A problem where a solution is a combination that satisfies all constraints and has no preferences
What makes up a CSP?
- Variables e.g. squares on a chess board
- Domain e.g. {0,1} denoting if the square contains a queen or not
- Constraints e.g. no more than one queen on a row, column or diagonal
what are two methods that speed up solving a CSP when using backtracking?
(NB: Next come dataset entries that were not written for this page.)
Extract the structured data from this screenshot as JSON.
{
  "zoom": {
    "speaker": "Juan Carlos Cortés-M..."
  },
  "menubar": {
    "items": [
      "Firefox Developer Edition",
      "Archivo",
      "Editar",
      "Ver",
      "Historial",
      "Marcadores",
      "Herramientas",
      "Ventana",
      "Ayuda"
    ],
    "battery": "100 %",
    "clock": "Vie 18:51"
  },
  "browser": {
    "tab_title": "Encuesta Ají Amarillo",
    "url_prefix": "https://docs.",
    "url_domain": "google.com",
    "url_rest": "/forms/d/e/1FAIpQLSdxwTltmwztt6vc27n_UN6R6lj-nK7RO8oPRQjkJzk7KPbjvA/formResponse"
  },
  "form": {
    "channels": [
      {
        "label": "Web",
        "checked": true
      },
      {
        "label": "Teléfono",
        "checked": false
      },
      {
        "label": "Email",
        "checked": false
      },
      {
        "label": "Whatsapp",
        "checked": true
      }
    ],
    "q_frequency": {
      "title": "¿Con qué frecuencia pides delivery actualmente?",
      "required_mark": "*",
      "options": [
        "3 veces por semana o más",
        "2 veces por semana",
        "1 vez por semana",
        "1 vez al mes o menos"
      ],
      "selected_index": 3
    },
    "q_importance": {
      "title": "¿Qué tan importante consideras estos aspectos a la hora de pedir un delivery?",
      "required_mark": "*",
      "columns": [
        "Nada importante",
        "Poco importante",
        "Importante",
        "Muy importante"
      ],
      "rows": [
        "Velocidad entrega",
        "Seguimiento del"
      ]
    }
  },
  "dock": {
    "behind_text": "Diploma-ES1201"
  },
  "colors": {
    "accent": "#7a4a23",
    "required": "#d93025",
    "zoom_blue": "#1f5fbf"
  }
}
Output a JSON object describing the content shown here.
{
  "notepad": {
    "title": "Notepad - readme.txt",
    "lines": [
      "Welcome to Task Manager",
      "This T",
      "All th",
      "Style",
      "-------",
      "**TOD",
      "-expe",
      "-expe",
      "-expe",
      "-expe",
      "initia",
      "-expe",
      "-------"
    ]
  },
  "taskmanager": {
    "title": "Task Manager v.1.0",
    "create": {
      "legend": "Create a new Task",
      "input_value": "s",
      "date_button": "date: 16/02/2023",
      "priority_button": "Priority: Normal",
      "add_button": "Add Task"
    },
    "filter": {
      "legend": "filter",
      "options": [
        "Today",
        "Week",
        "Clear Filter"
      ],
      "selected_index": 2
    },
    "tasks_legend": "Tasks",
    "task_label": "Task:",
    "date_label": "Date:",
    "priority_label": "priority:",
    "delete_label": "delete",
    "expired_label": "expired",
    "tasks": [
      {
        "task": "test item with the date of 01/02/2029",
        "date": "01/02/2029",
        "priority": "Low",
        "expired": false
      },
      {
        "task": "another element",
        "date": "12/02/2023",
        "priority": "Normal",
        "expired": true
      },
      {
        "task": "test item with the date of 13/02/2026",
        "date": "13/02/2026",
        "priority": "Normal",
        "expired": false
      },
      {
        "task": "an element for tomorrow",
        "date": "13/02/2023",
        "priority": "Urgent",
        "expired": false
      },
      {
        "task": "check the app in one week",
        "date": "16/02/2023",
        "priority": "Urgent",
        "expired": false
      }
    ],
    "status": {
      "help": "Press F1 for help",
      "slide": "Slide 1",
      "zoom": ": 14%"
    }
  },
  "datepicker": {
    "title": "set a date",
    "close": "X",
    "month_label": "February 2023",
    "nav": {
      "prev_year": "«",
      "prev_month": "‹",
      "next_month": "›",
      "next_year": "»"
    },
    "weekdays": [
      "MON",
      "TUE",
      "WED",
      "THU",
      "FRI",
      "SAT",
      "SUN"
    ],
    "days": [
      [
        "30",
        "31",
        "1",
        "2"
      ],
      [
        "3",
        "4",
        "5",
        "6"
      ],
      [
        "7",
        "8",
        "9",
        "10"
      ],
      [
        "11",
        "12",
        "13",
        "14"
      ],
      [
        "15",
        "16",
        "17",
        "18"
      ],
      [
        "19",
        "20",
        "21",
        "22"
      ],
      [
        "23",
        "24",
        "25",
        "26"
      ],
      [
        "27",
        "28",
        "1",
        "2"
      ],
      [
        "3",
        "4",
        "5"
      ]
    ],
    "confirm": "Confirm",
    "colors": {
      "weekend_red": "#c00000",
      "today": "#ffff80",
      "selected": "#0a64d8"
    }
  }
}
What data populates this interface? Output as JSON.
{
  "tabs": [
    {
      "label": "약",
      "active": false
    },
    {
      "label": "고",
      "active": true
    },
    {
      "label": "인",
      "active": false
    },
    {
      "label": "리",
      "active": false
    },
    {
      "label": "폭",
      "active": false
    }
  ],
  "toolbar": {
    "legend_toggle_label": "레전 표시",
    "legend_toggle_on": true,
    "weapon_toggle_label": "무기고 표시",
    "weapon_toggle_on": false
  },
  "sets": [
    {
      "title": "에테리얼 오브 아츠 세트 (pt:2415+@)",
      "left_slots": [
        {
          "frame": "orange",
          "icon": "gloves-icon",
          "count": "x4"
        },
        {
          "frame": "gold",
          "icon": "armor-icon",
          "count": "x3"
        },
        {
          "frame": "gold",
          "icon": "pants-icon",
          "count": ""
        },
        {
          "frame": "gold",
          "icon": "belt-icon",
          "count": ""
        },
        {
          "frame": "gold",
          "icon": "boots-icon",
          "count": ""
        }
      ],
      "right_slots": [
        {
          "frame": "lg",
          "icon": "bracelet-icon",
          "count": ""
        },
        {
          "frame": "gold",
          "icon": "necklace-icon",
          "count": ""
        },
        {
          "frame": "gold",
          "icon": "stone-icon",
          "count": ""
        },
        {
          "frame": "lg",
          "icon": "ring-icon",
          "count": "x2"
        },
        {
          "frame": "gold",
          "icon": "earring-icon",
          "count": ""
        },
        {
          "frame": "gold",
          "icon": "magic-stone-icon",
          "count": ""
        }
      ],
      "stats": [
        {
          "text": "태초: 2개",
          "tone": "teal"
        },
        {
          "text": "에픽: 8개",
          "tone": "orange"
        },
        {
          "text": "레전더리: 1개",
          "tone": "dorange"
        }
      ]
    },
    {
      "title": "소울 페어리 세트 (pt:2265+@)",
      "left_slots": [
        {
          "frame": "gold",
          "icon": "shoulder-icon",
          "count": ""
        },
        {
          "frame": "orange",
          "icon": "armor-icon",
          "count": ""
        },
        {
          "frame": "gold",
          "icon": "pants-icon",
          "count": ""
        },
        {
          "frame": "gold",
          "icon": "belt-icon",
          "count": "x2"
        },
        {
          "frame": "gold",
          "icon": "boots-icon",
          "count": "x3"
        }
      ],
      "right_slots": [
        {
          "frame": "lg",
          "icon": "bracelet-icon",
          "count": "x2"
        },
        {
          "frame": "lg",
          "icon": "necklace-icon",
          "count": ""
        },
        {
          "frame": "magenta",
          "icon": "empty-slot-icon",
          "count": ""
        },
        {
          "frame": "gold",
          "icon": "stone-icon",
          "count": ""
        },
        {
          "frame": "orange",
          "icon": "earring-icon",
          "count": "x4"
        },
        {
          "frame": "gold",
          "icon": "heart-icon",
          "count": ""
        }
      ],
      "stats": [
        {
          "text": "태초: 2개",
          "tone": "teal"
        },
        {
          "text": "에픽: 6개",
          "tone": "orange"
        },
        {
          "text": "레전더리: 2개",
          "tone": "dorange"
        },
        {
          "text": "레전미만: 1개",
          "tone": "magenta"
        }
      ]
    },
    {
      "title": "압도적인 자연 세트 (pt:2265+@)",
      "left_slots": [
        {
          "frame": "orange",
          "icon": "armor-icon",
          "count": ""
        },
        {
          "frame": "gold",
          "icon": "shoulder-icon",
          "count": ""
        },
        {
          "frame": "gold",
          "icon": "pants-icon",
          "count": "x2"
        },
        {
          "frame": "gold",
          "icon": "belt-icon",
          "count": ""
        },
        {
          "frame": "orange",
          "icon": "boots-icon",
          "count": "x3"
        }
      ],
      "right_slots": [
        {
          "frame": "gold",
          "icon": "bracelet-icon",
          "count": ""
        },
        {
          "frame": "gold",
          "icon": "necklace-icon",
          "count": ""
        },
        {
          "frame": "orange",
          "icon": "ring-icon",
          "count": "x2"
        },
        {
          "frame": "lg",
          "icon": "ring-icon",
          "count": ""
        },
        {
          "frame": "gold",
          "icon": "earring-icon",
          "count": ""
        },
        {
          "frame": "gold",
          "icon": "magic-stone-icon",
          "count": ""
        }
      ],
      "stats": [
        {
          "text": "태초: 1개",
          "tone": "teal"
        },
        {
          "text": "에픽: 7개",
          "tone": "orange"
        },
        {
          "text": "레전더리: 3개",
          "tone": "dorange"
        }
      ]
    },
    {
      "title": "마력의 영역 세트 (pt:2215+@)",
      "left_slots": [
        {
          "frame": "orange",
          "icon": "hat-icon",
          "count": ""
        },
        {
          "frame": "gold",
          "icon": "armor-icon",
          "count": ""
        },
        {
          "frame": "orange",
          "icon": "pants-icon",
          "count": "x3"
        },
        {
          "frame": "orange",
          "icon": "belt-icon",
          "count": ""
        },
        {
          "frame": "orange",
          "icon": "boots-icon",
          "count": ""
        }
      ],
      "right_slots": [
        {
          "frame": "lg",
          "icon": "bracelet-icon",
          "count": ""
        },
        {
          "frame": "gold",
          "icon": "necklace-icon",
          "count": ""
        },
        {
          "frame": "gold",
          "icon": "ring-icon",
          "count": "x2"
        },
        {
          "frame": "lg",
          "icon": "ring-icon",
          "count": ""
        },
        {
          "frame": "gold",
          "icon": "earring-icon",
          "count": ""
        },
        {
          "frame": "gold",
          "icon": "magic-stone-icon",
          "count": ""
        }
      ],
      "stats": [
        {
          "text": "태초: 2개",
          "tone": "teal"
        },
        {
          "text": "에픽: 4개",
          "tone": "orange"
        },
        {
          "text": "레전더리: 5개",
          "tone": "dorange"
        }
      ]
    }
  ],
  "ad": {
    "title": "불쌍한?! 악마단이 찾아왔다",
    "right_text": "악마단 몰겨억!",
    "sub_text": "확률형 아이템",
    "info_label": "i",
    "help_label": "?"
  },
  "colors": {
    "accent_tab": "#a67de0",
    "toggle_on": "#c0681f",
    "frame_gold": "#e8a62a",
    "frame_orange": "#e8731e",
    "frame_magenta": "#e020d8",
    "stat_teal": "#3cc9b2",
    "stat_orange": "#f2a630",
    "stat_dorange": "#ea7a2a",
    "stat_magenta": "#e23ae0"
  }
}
- Filtering: Can we detect inevitable failure early e.g. forward checking which, after selecting a value for a variable, removes all values from the domains of the other variables that violates the constraints given the values chosen
- Ordering: Choosing next variable to be assigned based by choosing the one that has the smallest domain
What is local search to solve a CSP?
- Randomly choose values for each variable, violating the constraints
- While constraints are violated:
- Choose a variable that violates a constraint and change it to the value that has the least violations
Can get stuck
What are the attributes of a game?
- States (S)
- Actions (A)
- Transition function S x A -> S
- Terminal test: S -> (true, false)
- Players: P -> (1,…,n)
- Utilities e.g. Terminal function that takes a terminal state and a player and gives a value for the game for that player
What is the value of a state?
The value of the best possible outcome from the next move of that state
What is the minimax algorithm in a two-player zero-sum (outcomes are win/loss, loss/win or draw) game?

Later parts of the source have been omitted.